Improving performance and reliability: The core challenge of silicon carbide packaging technology

In electric drive systems such as electric vehicles and wind power generation, silicon carbide power electronic equipment has gradually replaced traditional silicon-based power electronic equipment because of its excellent performance. However, in order to fully mobilize the advantages of silicon carbide power electronic equipment, its packaging process is particularly important. Next, we will focus on the three core technologies of silicon carbide output power device packaging: low stray inductance packaging technology, continuous high temperature packaging technology and its multipurpose integrated packaging technology.

▲ Low stray inductance package technology

Silicon carbide power electronic equipment with its high frequency, continuous high temperature, high efficiency characteristics, packaging process put forward higher requirements. Among them, the theory of low stray inductance packaging is one of the keys to make full use of the characteristics of silicon carbide power electronic equipment. In the traditional silicon output power equipment package, the stray inductance caused by the interface mode such as the metal material bonding wire is relatively large, and the operating voltage needs to be overcharged and oscillated in the process of high-frequency switching, which affects the performance and stability of the equipment. In order to reduce stray electrical induction, the researchers proposed a series of new packaging structures.

The core of low stray inductance packaging technology is to reduce the current circuit area and thus reduce the stray induction value. For example, by removing the bonding lines of metal materials, the application of planar interconnection methods, such as direct connection of terminal blocks, can significantly reduce the current circuit and thus reduce stray inductance. In addition, the choice of soft PCB board instead of the traditional metal material bonding line is also an effective means to achieve low stray inductance packaging. The use of this method not only improves the performance of silicon nitride power electronic equipment, but also ensures its stable operation in high frequency and high temperature environment.

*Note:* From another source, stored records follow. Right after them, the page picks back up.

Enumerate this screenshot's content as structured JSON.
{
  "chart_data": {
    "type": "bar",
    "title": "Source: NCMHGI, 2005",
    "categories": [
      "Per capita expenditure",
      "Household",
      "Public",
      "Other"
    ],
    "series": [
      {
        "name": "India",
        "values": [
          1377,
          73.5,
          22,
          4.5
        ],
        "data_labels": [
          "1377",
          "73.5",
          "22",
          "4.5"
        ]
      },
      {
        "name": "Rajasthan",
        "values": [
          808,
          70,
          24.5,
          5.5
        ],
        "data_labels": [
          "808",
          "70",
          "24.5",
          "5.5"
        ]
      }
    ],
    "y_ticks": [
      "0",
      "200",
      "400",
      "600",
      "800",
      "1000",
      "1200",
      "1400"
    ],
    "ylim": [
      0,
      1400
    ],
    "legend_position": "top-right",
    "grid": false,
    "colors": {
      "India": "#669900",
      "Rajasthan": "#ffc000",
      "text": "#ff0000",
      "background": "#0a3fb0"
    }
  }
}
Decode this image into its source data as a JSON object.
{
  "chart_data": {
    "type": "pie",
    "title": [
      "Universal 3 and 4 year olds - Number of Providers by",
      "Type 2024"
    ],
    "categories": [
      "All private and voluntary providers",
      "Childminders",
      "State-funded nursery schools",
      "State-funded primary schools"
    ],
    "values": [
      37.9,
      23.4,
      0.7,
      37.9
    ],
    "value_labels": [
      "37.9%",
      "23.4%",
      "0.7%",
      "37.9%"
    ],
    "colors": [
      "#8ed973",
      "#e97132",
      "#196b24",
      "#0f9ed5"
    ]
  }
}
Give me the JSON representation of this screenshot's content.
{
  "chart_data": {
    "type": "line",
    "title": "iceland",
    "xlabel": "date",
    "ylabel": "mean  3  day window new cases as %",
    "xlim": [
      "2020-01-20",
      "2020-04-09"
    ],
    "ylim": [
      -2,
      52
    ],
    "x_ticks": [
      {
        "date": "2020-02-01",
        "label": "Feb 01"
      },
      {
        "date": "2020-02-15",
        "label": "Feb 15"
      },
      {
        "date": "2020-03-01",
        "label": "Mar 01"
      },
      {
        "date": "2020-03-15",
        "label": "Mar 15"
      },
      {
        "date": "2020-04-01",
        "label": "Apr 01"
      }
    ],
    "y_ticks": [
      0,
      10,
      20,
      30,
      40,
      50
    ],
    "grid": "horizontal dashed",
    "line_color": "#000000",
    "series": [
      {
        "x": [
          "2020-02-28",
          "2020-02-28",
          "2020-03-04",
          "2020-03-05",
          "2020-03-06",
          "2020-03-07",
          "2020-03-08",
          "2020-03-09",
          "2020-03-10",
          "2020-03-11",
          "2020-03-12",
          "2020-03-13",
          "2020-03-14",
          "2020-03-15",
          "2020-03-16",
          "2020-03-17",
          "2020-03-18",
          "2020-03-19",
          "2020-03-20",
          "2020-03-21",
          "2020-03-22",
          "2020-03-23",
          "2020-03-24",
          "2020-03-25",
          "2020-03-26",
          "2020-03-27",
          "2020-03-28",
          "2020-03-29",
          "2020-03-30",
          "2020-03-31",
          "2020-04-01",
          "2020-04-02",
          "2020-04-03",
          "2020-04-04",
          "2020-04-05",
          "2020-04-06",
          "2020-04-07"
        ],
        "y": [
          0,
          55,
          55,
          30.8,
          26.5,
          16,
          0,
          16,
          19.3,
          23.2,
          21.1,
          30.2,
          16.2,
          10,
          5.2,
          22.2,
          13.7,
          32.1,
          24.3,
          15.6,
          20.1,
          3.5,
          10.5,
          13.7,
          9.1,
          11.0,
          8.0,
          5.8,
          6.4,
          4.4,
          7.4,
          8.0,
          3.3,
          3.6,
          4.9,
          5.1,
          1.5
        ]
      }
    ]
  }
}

▲ Continuous high temperature packaging process

Silicon carbide power electronic equipment can work in a high temperature environment, so maintaining high temperature packaging technology is another important factor to ensure its quality stability and full play. Traditional packaging materials such as tin welding will dramatically decrease their stability at high temperatures and even fail to operate normally. Therefore, the key to continuous high temperature packaging technology is to explore the connection raw materials suitable for high temperature operations, and match the thermal stability of different materials in the packaging form.

At present, researchers have developed a variety of continuous high temperature packaging materials and technologies, which can use continuous high temperature welding materials, ceramic based materials and. The development of various materials and technologies has not only improved the stability and reliability of silicon nitride power electronic devices in high temperature environments, but also provided possibilities for its application in a wider range of industries.

▲ Multi-purpose integrated packaging process

With the increasing function of electronic control system, multipurpose integrated packaging technology has become the main development prospect of silicon carbide output power device packaging. This method integrates multiple functional devices in one package, which achieves tight and reasonable layout and high performance. For example, passive components such as high-voltage porcelain capacitors are integrated in the package form, which can effectively reduce the main parameters of the parasitic inductance of the output power control circuit, reduce fluctuations and overcharging during the power switching process. This integrated package form not only improves the overall performance of the system, but also reduces the overall volume and weight, increasing the economy for the main uses of new energy electric vehicles and wind power generation.

However, multipurpose integrated packaging technology faces some challenges, such as thermal matching between different materials, processing speed and heat dissipation of passive components. To solve this problem, researchers are rapidly looking for new raw materials and technical means to improve the performance and stability of multipurpose integrated packaging forms.

Conclusion

The packaging process of silicon carbide power electronic equipment is an important link to ensure the full utilization of its characteristics. The three core technologies are low stray inductance package technology, continuous high temperature package technology and intelligent integrated package technology. The development of this technology not only improves the performance and stability of silicon carbide power electronic equipment, but also provides possibilities for its application in a wider range of industries. With the continuous development and innovation of technology, the packaging technology of silicon carbide power electronic equipment will face more development opportunities and challenges. We look forward to the future development of silicon carbide power electronic equipment packaging technology can be gradually improved and innovative initiative, and innovation.